The first sensor null (the frequency where a complete cycle of the signal covers one sample, hence must be zero regardless of phase) is twice the Nyquist frequency. The sensor’s average sensitivity (the average of all sampling phases) at the Nyquist frequency can be quite large.
Signal energy above fN is aliased— it appears as artificially low frequency signals in repetitive patterns, typically visible as moiré patterns. In non-repetitive patterns aliasing appears as jagged diagonal lines— “the jaggies” (a less severe form of image degradation). The figure below illustrates how response above the Nyquist frequency leads to aliasing.

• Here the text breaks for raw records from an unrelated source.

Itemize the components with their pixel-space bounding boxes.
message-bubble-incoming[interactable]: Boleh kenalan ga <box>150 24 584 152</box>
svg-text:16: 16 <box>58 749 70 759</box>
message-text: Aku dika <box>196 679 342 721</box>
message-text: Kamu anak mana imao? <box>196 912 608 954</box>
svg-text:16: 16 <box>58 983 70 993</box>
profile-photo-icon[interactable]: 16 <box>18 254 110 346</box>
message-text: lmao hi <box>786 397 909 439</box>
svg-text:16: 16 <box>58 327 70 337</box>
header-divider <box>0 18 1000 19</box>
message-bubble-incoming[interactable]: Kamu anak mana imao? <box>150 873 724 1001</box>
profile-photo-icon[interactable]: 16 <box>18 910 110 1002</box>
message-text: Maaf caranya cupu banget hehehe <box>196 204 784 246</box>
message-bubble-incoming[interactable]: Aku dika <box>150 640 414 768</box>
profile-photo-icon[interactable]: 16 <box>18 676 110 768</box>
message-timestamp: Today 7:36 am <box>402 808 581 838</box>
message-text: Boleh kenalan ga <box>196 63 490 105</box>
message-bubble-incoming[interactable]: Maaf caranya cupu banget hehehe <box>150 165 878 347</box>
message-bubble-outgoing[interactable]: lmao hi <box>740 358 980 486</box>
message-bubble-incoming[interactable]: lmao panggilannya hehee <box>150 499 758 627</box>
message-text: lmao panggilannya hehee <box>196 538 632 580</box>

In this simplified example, sensor pixels are shown as alternating pink and cyan zones in the middle row. By definition the Nyquist frequency is 1 cycle in 2 pixels = 0.5 cycles/pixel. The signal (top row; 3 cycles in 4 pixels) is 3/2 the Nyquist frequency, but the sensor response (bottom row) is half the Nyquist frequency (1 cycle in 4 pixels)— the wrong frequency. It is aliased.
Many digital camera sensors have anti-aliasing or lowpass filters to reduce response above Nyquist. Anti-aliasing filters blur the image slightly, i.e., they reduce resolution. Sharp cutoff filters don’t exist in optics as they do in electronics, so some residual aliasing remains, especially with very sharp lenses. The design of anti-aliasing filters involves a tradeoff between sharpness and aliasing (with cost thrown in).
The Foveon sensor used in Sigma DSLRs is sensitive to all three colors at each pixel site. It also has no anti-aliasing filter and high MTF at Nyquist, but aliasing is far less visible because it is monochrome, not color.